Dalam debar yang sangat kentara, kita menyusupkan mata lewat pandangan saling mencuri. Kau melempar kerling semanis mambruk, sedangkan aku terbata-bata menata hatiku agar tak jatuh ambruk.
Pada diam yang kesekian kalinya, kita sama-sama menyusun kata-kata yang belum lama kita sadap dari opera sabun, melanun pikiran kita yang disandera lamunan tak berbentuk apapun. Kau mereka kalimat semanis mungkin, sementara aku memaniskan kalimat yang tak mungkin.
Senja mengetuk dinding-dinding udara. Lilin di matamu mulai menyala. Mau tak mau aku mendekat. Aku tak mau salah alamat. Mengatakan cinta namun terbit huru-hara, atau berucap rindu tapi sembari menggoreskan sembilu.
Kau adalah alamat yang aku tuju. Di tempat tinggalku belum ada lampu. Jadi nyala lilin di matamu, cukuplah bagiku untuk melanjutkan membaca buku-buku.
Buku-buku yang dituliskan oleh musim. Bagaimana kemarau menyisihkan jalan demi kedatangan hujan. Kemudian hujan meminta kemarau mendatanginya saat genangan telah terlalu dalam.

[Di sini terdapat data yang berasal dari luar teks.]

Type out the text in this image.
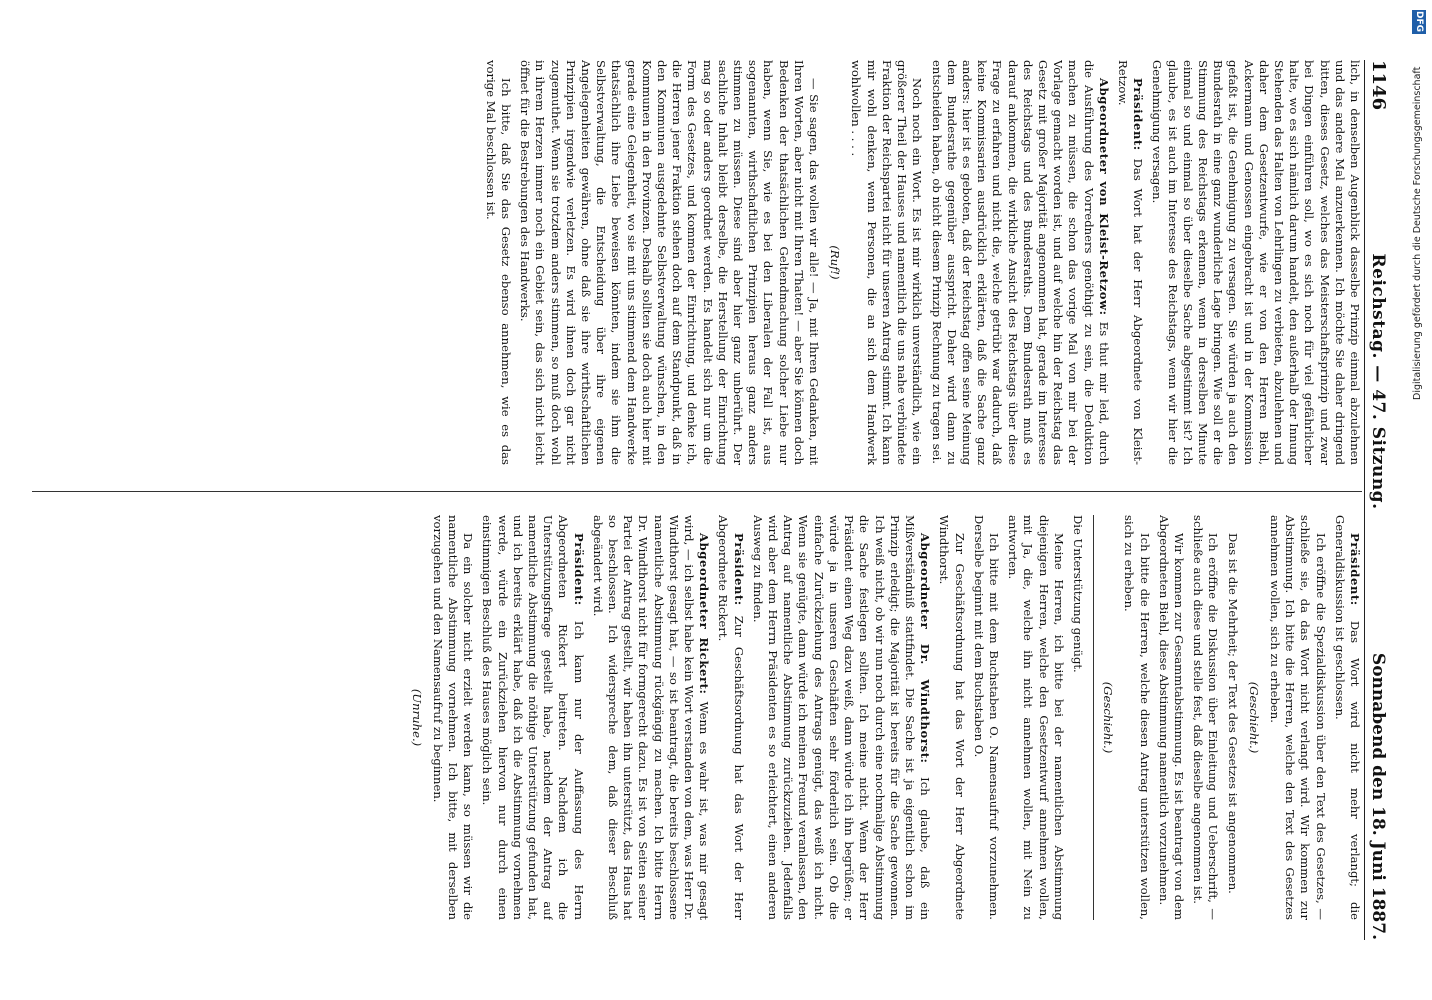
1146
Reichstag. — 47. Sitzung.
Sonnabend den 18. Juni 1887.

lich, in denselben Augenblick dasselbe Prinzip einmal abzulehnen und das andere Mal anzuerkennen. Ich möchte Sie daher dringend bitten, dieses Gesetz, welches das Meisterschaftsprinzip und zwar bei Dingen einführen soll, wo es sich noch für viel gefährlicher halte, wo es sich nämlich darum handelt, den außerhalb der Innung Stehenden das Halten von Lehrlingen zu verbieten, abzulehnen und daher dem Gesetzentwurfe, wie er von den Herren Biehl, Ackermann und Genossen eingebracht ist und in der Kommission gefaßt ist, die Genehmigung zu versagen. Sie würden ja auch den Bundesrath in eine ganz wunderliche Lage bringen. Wie soll er die Stimmung des Reichstags erkennen, wenn in derselben Minute einmal so und einmal so über dieselbe Sache abgestimmt ist? Ich glaube, es ist auch im Interesse des Reichstags, wenn wir hier die Genehmigung versagen.

Präsident: Das Wort hat der Herr Abgeordnete von Kleist-Retzow.

Abgeordneter von Kleist-Retzow: Es thut mir leid, durch die Ausführung des Vorredners genöthigt zu sein, die Deduktion machen zu müssen, die schon das vorige Mal von mir bei der Vorlage gemacht worden ist, und auf welche hin der Reichstag das Gesetz mit großer Majorität angenommen hat, gerade im Interesse des Reichstags und des Bundesraths. Dem Bundesrath muß es darauf ankommen, die wirkliche Ansicht des Reichstags über diese Frage zu erfahren und nicht die, welche getrübt war dadurch, daß keine Kommissarien ausdrücklich erklärten, daß die Sache ganz anders: hier ist es geboten, daß der Reichstag offen seine Meinung dem Bundesrathe gegenüber ausspricht. Daher wird dann zu entscheiden haben, ob nicht diesem Prinzip Rechnung zu tragen sei.

Noch noch ein Wort. Es ist mir wirklich unverständlich, wie ein größerer Theil der Hauses und namentlich die uns nahe verbündete Fraktion der Reichspartei nicht für unseren Antrag stimmt. Ich kann mir wohl denken, wenn Personen, die an sich dem Handwerk wohlwollen . . . .

(Ruf!)

— Sie sagen, das wollen wir alle! — Ja, mit Ihren Gedanken, mit Ihren Worten, aber nicht mit Ihren Thaten! — aber Sie können doch Bedenken der thatsächlichen Geltendmachung solcher Liebe nur haben, wenn Sie, wie es bei den Liberalen der Fall ist, aus sogenannten, wirthschaftlichen Prinzipien heraus ganz anders stimmen zu müssen. Diese sind aber hier ganz unberührt. Der sachliche Inhalt bleibt derselbe, die Herstellung der Einrichtung mag so oder anders geordnet werden. Es handelt sich nur um die Form des Gesetzes, und kommen der Einrichtung, und denke ich, die Herren jener Fraktion stehen doch auf dem Standpunkt, daß in den Kommunen ausgedehnte Selbstverwaltung wünschen, in den Kommunen in den Provinzen. Deshalb sollten sie doch auch hier mit gerade eine Gelegenheit, wo sie mit uns stimmend dem Handwerke thatsächlich ihre Liebe beweisen könnten, indem sie ihm die Selbstverwaltung, die Entscheidung über ihre eigenen Angelegenheiten gewähren, ohne daß sie ihre wirthschaftlichen Prinzipien irgendwie verletzen. Es wird ihnen doch gar nicht zugemuthet. Wenn sie trotzdem anders stimmen, so muß doch wohl in ihrem Herzen immer noch ein Gebiet sein, das sich nicht leicht öffnet für die Bestrebungen des Handwerks.

Ich bitte, daß Sie das Gesetz ebenso annehmen, wie es das vorige Mal beschlossen ist.

Präsident: Das Wort wird nicht mehr verlangt; die Generaldiskussion ist geschlossen.

Ich eröffne die Spezialdiskussion über den Text des Gesetzes, — schließe sie, da das Wort nicht verlangt wird. Wir kommen zur Abstimmung. Ich bitte die Herren, welche den Text des Gesetzes annehmen wollen, sich zu erheben.

(Geschieht.)

Das ist die Mehrheit; der Text des Gesetzes ist angenommen.

Ich eröffne die Diskussion über Einleitung und Ueberschrift, — schließe auch diese und stelle fest, daß dieselbe angenommen ist.

Wir kommen zur Gesammtabstimmung. Es ist beantragt von dem Abgeordneten Biehl, diese Abstimmung namentlich vorzunehmen.

Ich bitte die Herren, welche diesen Antrag unterstützen wollen, sich zu erheben.

(Geschieht.)

Die Unterstützung genügt.

Meine Herren, ich bitte bei der namentlichen Abstimmung diejenigen Herren, welche den Gesetzentwurf annehmen wollen, mit Ja, die, welche ihn nicht annehmen wollen, mit Nein zu antworten.

Ich bitte mit dem Buchstaben O. Namensaufruf vorzunehmen. Derselbe beginnt mit dem Buchstaben O.

Zur Geschäftsordnung hat das Wort der Herr Abgeordnete Windthorst.

Abgeordneter Dr. Windthorst: Ich glaube, daß ein Mißverständniß stattfindet. Die Sache ist ja eigentlich schon im Prinzip erledigt; die Majorität ist bereits für die Sache gewonnen. Ich weiß nicht, ob wir nun noch durch eine nochmalige Abstimmung die Sache festlegen sollten. Ich meine nicht. Wenn der Herr Präsident einen Weg dazu weiß, dann würde ich ihn begrüßen; er würde ja in unseren Geschäften sehr förderlich sein. Ob die einfache Zurückziehung des Antrags genügt, das weiß ich nicht. Wenn sie genügte, dann würde ich meinen Freund veranlassen, den Antrag auf namentliche Abstimmung zurückzuziehen. Jedenfalls wird aber dem Herrn Präsidenten es so erleichtert, einen anderen Ausweg zu finden.

Präsident: Zur Geschäftsordnung hat das Wort der Herr Abgeordnete Rickert.

Abgeordneter Rickert: Wenn es wahr ist, was mir gesagt wird, — ich selbst habe kein Wort verstanden von dem, was Herr Dr. Windthorst gesagt hat, — so ist beantragt, die bereits beschlossene namentliche Abstimmung rückgängig zu machen. Ich bitte Herrn Dr. Windthorst nicht für formgerecht dazu. Es ist von Seiten seiner Partei der Antrag gestellt, wir haben ihn unterstützt, das Haus hat so beschlossen. Ich widerspreche dem, daß dieser Beschluß abgeändert wird.

Präsident: Ich kann nur der Auffassung des Herrn Abgeordneten Rickert beitreten. Nachdem ich die Unterstützungsfrage gestellt habe, nachdem der Antrag auf namentliche Abstimmung die nöthige Unterstützung gefunden hat, und ich bereits erklärt habe, daß ich die Abstimmung vornehmen werde, würde ein Zurückziehen hiervon nur durch einen einstimmigen Beschluß des Hauses möglich sein.

Da ein solcher nicht erzielt werden kann, so müssen wir die namentliche Abstimmung vornehmen. Ich bitte, mit derselben vorzugehen und den Namensaufruf zu beginnen.

(Unruhe.)

DFG
Digitalisierung gefördert durch die Deutsche Forschungsgemeinschaft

Juga buku-buku yang diterbitkan oleh para pemburu rindu. Seperti apa cara mencandai waktu sehingga menjadi sekutu. Lalu bagaimana cara mencintai waktu agar rindu itu tak membatu.
Jangan padamkan nyala lilin di matamu. Aku membutuhkannya seperti aku membutuhkan dirimu.